Standard procedure during real estate transactions typically requires that the lender and/or buyer conduct the environmental due diligence on the property, but there are some good reasons for the seller to do their own due diligence.

I came across a story recently that illustrated this point. 

A real estate investment firm was selling an industrial park in Texas.  It had been purchased before the days of Phase 1 Environmental Site Assessments or ESA (early 1980’s).  The firm had aerial photographs of the site on file.  There was a group of strange circular pattern visible in the photographs in an open unpaved area of the site.

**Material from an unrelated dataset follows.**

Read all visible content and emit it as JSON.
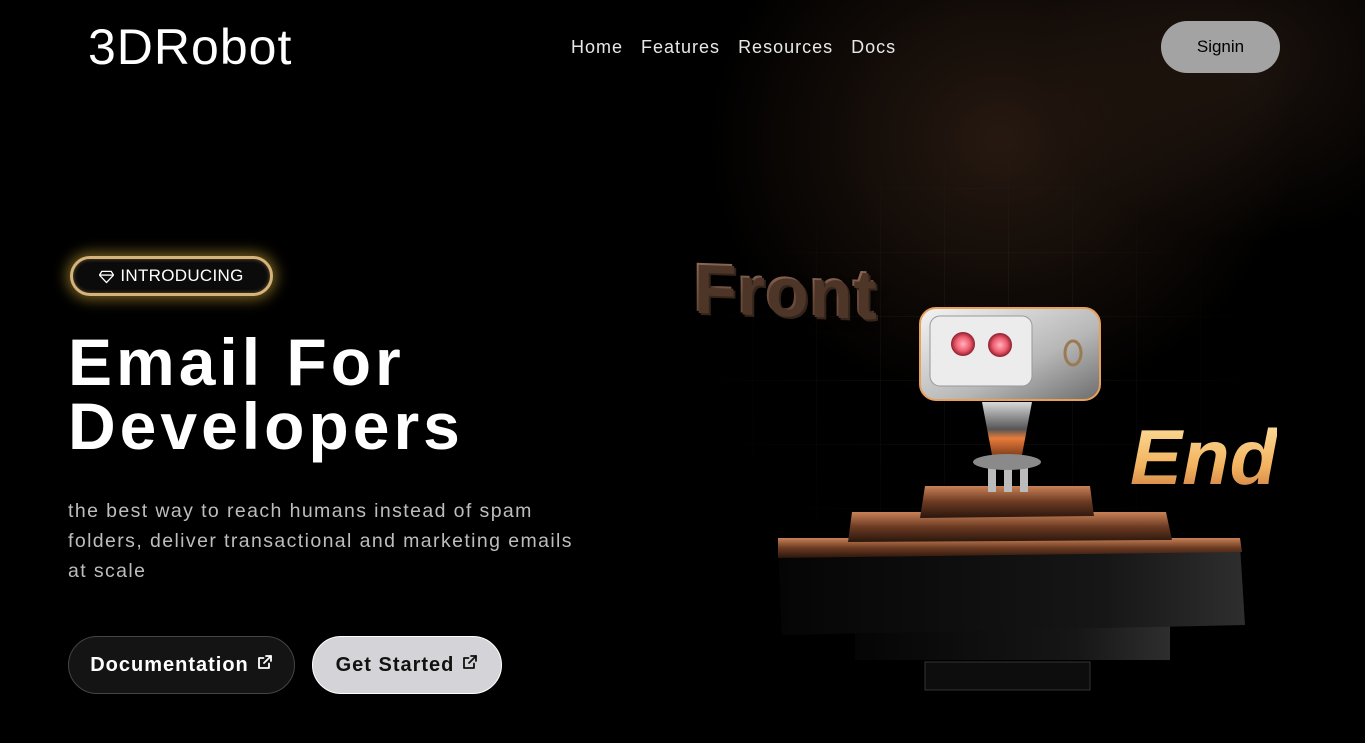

The buyer’s environmental consultant researched historical records for the property and found that a skeet-shooting range had been located on the property in the 1950’s.  The soil was tested and found to have lead contamination (above any naturally occurring lead content) which required the soil to be removed and disposed of properly (as hazardous waste, a costly endeavor!).  This was, of course, not wonderful news for the seller.  The seller would likely be a responsible party for the cleanup (even though they did not create the problem).

Sellers must make a decision on the risks of leaving the status of properties to chance before putting them up for sale.  They can either 1) wait and hope that no issues are uncovered during the buyer’s or lender’s due diligence, or 2) conduct their own Phase 1 Environmental Site Assessment.  The advantages of doing pre-sale environmental due diligence include:

  • The information is out in the open and hidden surprises don’t slow down the transaction. 
  • Potentially expedite the Phase 1 ESA process for the lender or buyer’s consultant by providing them the pre-sale environmental report.
  • If potential concerns are identified, the seller has an independent party (their consultant) to discuss the concerns with.
  • The seller can conduct Phase 2 Environmental Testing to quantify the concern, or even conduct environmental remediation to try and eliminate the concern before taking it to sale. 
  • This could help avoid the stigma of a “contaminated site” or having to negotiate or reduce the sale price due to environmental liabilities. 

While most sellers will opt not to do their own due diligence, it is particularly prudent in some cases like the above story where no due diligence was originally done on the property.  It is also a good idea if the property has been used for a high risk operation (such as industrial, as was also the case in the above story), so the seller can be assured that the property has a “clean bill of health” before taking it to market.